Toxins from Bt kurstaki and tenebrionis were isolated and antibodies against each toxin were prepared. An assay using dot-blot procedures was developed. Samples were prepared by adding the toxins to clay, soil, or clay-amended soil. Soils were incubated for different amounts of time, followed by fractionation of the soil into clay, silt, and sand. Qualitative determination of toxin was accomplished by spotting soil or clay onto a protein-binding PVDF membrane. The membrane was developed by ELISA, ending in a darkened spot on the membrane if the toxin was present. Lower detection limits were approximately 3 ng regardless of the matrix (bound to soil, clay, or free). Quantitative data was not possible due to dislodging of particles from the membrane during ELISA. Toxins were more likely to be detected in the clay fraction of soils as compared to sand or silt.
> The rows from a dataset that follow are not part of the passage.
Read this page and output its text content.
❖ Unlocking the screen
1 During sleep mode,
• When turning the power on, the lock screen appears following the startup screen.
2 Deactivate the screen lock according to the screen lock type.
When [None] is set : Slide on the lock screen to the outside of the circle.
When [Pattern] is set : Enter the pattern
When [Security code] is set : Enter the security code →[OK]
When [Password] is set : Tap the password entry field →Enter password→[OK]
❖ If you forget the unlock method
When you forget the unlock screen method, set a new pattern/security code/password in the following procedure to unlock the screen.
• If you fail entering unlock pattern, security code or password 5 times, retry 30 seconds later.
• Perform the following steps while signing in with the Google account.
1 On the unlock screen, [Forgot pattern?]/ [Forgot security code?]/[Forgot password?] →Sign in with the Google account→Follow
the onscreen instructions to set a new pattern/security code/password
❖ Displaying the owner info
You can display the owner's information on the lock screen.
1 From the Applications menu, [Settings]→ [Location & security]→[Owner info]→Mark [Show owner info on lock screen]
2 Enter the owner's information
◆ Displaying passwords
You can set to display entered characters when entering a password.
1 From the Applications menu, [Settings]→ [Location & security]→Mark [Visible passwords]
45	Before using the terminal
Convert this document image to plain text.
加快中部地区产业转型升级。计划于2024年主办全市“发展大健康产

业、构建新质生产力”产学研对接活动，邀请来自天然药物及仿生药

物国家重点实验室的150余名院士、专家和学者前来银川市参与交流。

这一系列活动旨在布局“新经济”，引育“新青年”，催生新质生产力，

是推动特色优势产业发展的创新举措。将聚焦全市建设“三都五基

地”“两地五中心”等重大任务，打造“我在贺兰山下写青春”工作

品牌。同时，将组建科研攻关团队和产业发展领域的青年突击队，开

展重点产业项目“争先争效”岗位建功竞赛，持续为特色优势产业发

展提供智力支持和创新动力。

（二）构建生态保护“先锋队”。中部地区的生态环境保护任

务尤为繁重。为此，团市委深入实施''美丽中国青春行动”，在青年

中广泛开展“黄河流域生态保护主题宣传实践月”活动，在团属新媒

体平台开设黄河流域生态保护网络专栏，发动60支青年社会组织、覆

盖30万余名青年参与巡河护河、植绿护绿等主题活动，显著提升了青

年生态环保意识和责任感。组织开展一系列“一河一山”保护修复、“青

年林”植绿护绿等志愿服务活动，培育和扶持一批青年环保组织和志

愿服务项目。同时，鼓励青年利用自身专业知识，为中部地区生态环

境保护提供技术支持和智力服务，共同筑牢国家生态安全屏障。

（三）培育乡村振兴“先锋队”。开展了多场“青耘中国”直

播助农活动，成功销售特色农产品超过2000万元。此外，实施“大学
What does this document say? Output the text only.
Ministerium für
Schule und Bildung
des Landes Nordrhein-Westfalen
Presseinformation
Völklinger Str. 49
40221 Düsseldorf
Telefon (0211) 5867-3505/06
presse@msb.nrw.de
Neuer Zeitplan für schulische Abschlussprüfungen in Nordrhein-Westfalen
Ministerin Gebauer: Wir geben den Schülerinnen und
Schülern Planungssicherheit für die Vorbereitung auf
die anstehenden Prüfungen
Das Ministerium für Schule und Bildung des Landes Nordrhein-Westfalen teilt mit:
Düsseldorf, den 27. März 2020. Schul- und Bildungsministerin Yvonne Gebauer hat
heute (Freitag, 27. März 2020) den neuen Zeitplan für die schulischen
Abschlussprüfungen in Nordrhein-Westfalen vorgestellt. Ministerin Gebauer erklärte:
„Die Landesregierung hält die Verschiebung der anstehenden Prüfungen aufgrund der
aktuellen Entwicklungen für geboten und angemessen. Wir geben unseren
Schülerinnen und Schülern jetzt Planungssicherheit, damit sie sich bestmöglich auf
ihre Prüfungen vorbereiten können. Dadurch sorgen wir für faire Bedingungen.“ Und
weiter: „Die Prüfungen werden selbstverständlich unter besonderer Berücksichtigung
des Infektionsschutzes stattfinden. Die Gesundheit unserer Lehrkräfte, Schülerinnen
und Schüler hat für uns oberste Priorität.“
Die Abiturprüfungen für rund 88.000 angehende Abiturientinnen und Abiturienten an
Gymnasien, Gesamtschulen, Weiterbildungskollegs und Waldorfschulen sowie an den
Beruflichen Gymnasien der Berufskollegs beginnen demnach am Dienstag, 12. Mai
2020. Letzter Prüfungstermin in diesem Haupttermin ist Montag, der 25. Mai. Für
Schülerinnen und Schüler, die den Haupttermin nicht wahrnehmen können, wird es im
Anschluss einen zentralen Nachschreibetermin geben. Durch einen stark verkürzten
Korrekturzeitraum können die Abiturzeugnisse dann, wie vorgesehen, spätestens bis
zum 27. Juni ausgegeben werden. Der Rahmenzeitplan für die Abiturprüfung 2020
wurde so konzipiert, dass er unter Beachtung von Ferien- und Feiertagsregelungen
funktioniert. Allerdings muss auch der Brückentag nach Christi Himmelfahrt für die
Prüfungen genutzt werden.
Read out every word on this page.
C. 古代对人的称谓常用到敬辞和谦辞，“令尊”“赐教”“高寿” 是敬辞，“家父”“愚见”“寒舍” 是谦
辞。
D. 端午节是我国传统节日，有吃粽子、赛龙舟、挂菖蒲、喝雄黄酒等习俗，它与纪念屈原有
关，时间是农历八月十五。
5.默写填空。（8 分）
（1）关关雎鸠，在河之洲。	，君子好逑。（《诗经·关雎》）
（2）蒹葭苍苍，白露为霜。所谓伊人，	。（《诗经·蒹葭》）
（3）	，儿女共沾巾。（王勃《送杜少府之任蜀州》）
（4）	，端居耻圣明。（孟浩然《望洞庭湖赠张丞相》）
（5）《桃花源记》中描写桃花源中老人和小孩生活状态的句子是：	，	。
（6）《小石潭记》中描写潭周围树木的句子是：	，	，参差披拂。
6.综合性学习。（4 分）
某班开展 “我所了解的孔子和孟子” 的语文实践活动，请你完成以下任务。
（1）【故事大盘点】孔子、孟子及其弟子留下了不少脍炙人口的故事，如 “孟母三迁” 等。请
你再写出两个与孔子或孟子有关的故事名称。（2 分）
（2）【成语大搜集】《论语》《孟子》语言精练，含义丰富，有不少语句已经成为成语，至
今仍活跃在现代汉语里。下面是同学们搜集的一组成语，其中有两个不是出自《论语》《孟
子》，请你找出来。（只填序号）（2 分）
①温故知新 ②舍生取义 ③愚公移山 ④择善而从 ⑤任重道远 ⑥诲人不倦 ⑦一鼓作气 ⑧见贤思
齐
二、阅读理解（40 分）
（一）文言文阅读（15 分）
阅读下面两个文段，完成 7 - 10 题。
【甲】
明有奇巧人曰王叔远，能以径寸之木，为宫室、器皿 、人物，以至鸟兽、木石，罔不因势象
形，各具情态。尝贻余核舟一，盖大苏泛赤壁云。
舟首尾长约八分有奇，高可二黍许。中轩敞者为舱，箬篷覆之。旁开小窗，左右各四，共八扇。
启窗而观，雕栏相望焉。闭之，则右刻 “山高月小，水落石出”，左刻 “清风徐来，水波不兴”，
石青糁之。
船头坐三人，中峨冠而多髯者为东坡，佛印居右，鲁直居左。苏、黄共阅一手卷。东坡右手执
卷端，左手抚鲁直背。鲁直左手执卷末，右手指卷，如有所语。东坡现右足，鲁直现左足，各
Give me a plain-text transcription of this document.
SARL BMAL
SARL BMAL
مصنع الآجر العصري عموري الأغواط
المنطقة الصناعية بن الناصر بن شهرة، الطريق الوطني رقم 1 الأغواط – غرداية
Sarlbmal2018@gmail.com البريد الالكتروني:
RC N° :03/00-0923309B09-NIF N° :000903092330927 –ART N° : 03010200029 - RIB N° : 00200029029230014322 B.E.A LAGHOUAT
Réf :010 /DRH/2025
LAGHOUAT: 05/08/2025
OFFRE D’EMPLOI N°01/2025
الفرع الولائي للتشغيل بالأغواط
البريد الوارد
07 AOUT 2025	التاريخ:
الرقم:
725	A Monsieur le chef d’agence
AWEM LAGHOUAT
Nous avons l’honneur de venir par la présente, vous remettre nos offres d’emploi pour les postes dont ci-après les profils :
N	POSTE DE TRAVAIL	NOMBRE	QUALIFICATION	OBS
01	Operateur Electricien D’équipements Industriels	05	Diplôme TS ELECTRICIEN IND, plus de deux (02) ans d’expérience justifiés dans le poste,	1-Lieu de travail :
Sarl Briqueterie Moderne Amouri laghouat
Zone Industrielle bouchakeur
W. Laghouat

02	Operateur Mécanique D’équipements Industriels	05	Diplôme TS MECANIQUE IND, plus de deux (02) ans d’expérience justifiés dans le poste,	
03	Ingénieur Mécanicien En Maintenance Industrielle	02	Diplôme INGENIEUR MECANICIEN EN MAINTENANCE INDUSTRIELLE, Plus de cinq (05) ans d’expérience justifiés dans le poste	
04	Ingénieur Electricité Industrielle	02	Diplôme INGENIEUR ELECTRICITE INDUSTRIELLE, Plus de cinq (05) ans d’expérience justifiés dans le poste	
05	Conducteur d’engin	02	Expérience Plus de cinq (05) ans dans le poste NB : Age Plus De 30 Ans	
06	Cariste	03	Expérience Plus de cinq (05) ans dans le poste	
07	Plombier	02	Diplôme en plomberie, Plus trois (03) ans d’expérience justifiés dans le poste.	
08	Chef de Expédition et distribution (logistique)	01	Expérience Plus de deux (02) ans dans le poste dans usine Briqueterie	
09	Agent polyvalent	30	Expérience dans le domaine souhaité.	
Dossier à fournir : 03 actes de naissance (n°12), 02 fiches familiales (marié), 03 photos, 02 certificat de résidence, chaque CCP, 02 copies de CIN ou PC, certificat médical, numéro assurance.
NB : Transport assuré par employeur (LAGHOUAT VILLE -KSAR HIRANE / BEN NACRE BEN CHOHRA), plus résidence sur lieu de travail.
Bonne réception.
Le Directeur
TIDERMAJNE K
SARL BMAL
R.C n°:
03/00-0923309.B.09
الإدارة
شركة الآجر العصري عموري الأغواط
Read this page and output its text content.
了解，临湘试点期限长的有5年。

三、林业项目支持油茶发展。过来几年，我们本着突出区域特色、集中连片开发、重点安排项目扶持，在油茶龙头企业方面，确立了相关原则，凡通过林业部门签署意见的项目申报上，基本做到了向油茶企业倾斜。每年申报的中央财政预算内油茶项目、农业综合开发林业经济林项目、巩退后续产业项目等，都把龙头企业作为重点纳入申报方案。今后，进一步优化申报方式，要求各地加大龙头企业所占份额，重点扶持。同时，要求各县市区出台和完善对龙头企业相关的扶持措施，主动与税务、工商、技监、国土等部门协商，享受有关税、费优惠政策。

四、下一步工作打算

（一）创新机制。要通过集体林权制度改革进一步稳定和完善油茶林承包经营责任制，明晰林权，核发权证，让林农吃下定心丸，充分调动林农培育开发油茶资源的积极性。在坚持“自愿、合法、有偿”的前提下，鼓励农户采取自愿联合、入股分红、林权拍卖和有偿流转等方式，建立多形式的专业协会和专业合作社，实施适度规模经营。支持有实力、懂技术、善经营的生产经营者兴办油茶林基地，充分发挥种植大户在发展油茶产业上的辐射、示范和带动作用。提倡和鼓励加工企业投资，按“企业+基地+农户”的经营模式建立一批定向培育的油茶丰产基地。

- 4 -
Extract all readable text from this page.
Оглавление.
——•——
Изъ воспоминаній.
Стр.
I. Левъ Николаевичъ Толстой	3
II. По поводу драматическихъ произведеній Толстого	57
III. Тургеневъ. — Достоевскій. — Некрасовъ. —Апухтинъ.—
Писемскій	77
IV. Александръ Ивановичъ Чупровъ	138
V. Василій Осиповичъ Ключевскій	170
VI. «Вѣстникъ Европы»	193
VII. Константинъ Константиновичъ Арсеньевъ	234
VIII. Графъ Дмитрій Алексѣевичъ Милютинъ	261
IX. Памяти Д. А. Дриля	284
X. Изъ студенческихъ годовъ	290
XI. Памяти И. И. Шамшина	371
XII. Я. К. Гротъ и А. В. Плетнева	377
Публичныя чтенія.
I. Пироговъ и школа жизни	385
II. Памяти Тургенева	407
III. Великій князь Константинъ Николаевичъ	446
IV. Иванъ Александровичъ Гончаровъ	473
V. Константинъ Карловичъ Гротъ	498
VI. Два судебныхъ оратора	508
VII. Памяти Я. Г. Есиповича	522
Incubation of soils in nonsterile conditions indicated that toxins bound to clay degraded slowly and were still detectable after 40 days. Insect bioassays were more sensitive than the dot-blot assay.

Comments

This method is fast, fairly sensitive, and low cost. However, the insect bioassays are more sensitive. This test is only qualitative or at best semi-quantitative.